Environmentalists push for alternatives to road salt

11 Feb 2019 6:23 AM | Smart About Salt (Administrator)

https://lfpress.com/news/local-news/environmentalists-push-for-alternatives-to-road-salt


A citizen advisory committee is urging city hall to adopt more environmentally friendly road treatments for the snowy, slippery winter season.

London’s busiest roads get hit with a cocktail of rock salt and beet juice to melt the snow and ice, while residential streets see sand sprinkled at hills and intersections to bump up traction.

But what one environmentalist dubbed an “addiction to road salt” c

omes at a price, some caution.

“It gets into the waterways, it gets into food sources for wildlife, and then, of course, with infrastructure, it causes quick erosion of bridges and roads and sewers and the whole gamut,” said Mike Bloxam, a member of city hall’s advisory committee on the environment.

Drivers have long fretted about the damage road salt does to vehicles, including speeding up rust.

Bloxam said staff and politicians should investigate alternatives, including more eco-friendly products that can be swept away the same way as sand in the spring road cleanup.

“I think there are ways we could plow (main roads) and apply other, non-corrosive, more environmentally friendly ice management tools than just simply always throwing down salt and being happy with it washing into the waterways,” he said.

John Parsons, manager of roadside operations, said city hall’s use of salt – and the liquid spray, which is a mix of beet juice and sodium chloride – is part of its salt management plan, an Environment Canada requirement for any city that uses more than 500 tonnes of salt.

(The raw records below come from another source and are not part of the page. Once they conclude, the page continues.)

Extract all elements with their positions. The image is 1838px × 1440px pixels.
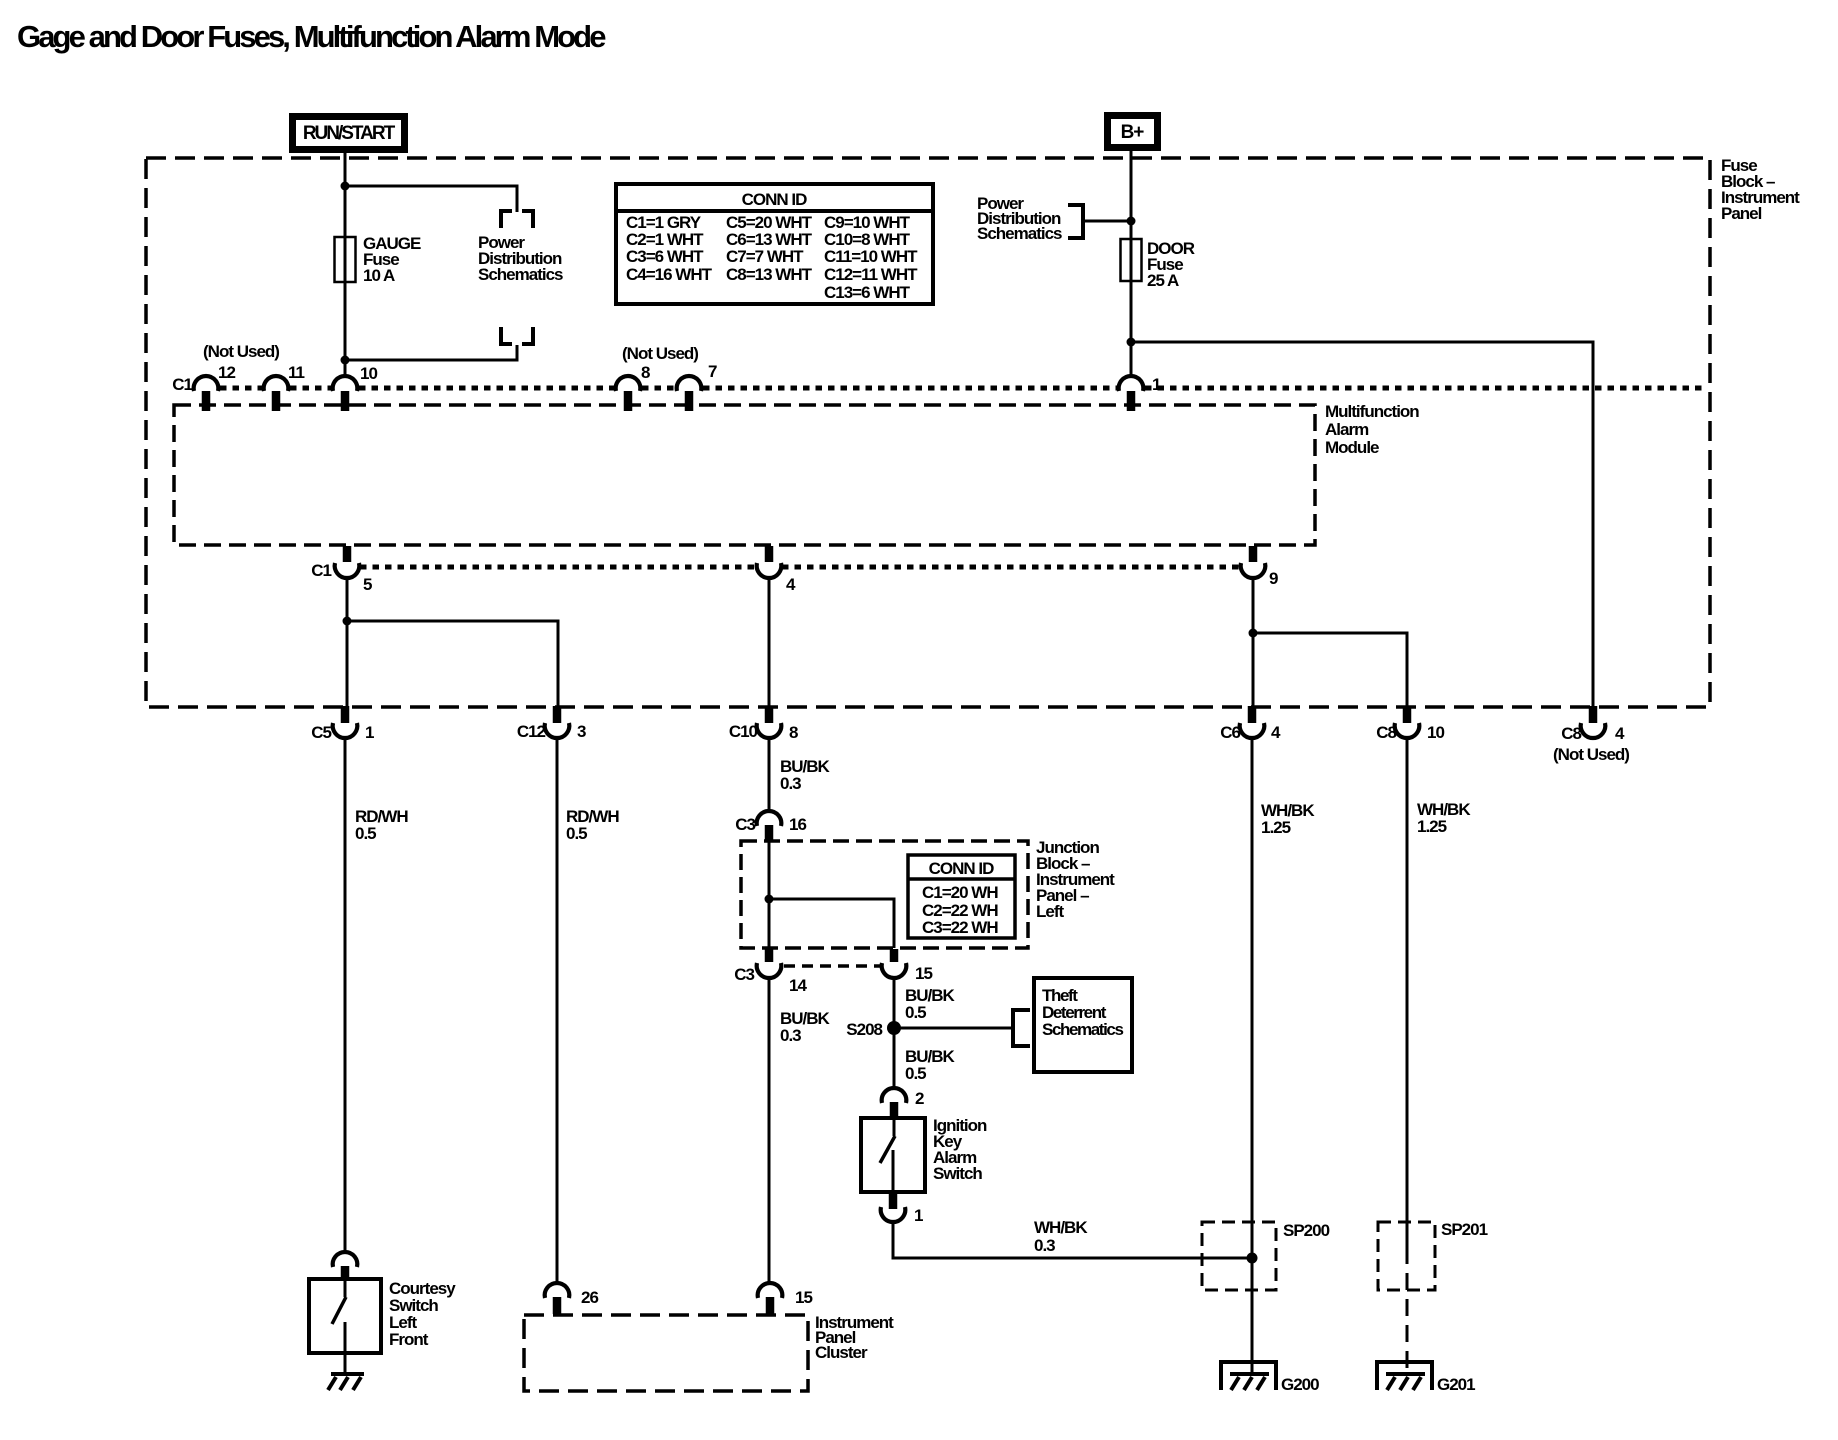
svg-text:14: 14: [789, 976, 807, 995]
svg-text:12: 12: [218, 363, 235, 382]
svg-text:C10: C10: [729, 722, 758, 741]
svg-text:S208: S208: [846, 1020, 882, 1039]
svg-text:26: 26: [581, 1288, 598, 1307]
svg-text:C12: C12: [517, 722, 546, 741]
svg-text:C1: C1: [172, 375, 192, 394]
svg-text:C6: C6: [1220, 723, 1240, 742]
svg-text:C1=20 WHC2=22 WHC3=22 WH: C1=20 WHC2=22 WHC3=22 WH: [922, 883, 998, 937]
svg-text:C5=20 WHTC6=13 WHTC7=7 WHTC8=1: C5=20 WHTC6=13 WHTC7=7 WHTC8=13 WHT: [726, 213, 813, 284]
svg-text:C1=1 GRYC2=1 WHTC3=6 WHTC4=16: C1=1 GRYC2=1 WHTC3=6 WHTC4=16 WHT: [626, 213, 713, 284]
svg-text:CONN ID: CONN ID: [742, 190, 808, 209]
svg-text:5: 5: [363, 575, 372, 594]
svg-text:2: 2: [915, 1089, 924, 1108]
svg-text:Gage and Door Fuses, Multifunc: Gage and Door Fuses, Multifunction Alarm…: [17, 19, 606, 54]
svg-text:11: 11: [288, 363, 305, 382]
svg-text:SP201: SP201: [1441, 1220, 1488, 1239]
svg-text:8: 8: [789, 723, 798, 742]
svg-text:SP200: SP200: [1283, 1221, 1330, 1240]
svg-text:7: 7: [708, 362, 717, 381]
svg-text:16: 16: [789, 815, 806, 834]
svg-text:1: 1: [914, 1206, 923, 1225]
svg-text:C3: C3: [735, 815, 755, 834]
svg-text:(Not Used): (Not Used): [622, 344, 698, 363]
svg-text:9: 9: [1269, 569, 1278, 588]
svg-text:15: 15: [915, 964, 932, 983]
svg-text:1: 1: [1152, 375, 1161, 394]
svg-text:G200: G200: [1281, 1375, 1319, 1394]
svg-text:C9=10 WHTC10=8 WHTC11=10 WHTC1: C9=10 WHTC10=8 WHTC11=10 WHTC12=11 WHTC1…: [824, 213, 918, 302]
svg-text:CONN ID: CONN ID: [929, 859, 995, 878]
svg-text:C5: C5: [311, 723, 331, 742]
svg-text:B+: B+: [1121, 122, 1145, 143]
svg-text:C3: C3: [734, 965, 754, 984]
svg-text:8: 8: [641, 363, 650, 382]
svg-text:1: 1: [365, 723, 374, 742]
svg-text:G201: G201: [1437, 1375, 1475, 1394]
svg-text:15: 15: [795, 1288, 812, 1307]
svg-text:C1: C1: [311, 561, 331, 580]
svg-text:C8: C8: [1561, 724, 1581, 743]
svg-text:3: 3: [577, 722, 586, 741]
svg-text:(Not Used): (Not Used): [203, 342, 279, 361]
svg-text:RUN/START: RUN/START: [303, 123, 396, 144]
svg-text:(Not Used): (Not Used): [1553, 745, 1629, 764]
svg-text:C8: C8: [1376, 723, 1396, 742]
svg-text:10: 10: [360, 364, 377, 383]
svg-text:10: 10: [1427, 723, 1444, 742]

London uses more than 40,000 tonnes of salt each year, spreading it across one-third of the road network.

“We only salt our main roads and bus routes, because they’re higher speed,” Parsons said.

The goal is to get down to bare pavement on those streets.

It’s an attempt to find a balance between reducing the driving dangers during the winter season and mitigating the drawbacks of scattering the salty stuff.

“We spread it for safety reasons,” Parsons said, adding that equipment and technology has helped improve practices, especially over the last decade or so.

One example is the calibration on trucks, to allow city hall’s fleet – and contracted vehicles – to spread exactly the right amount of salt depending on the amount of snow and the speed of the vehicle.

City crews also have the ability to spread a preventative layer of salt brine and beet juice on the road ahead of a snowfall, which helps stop snow from sticking to the road and makes plowing easier within a certain temperature range. That proactive strategy doesn’t use any rock salt, Parsons said.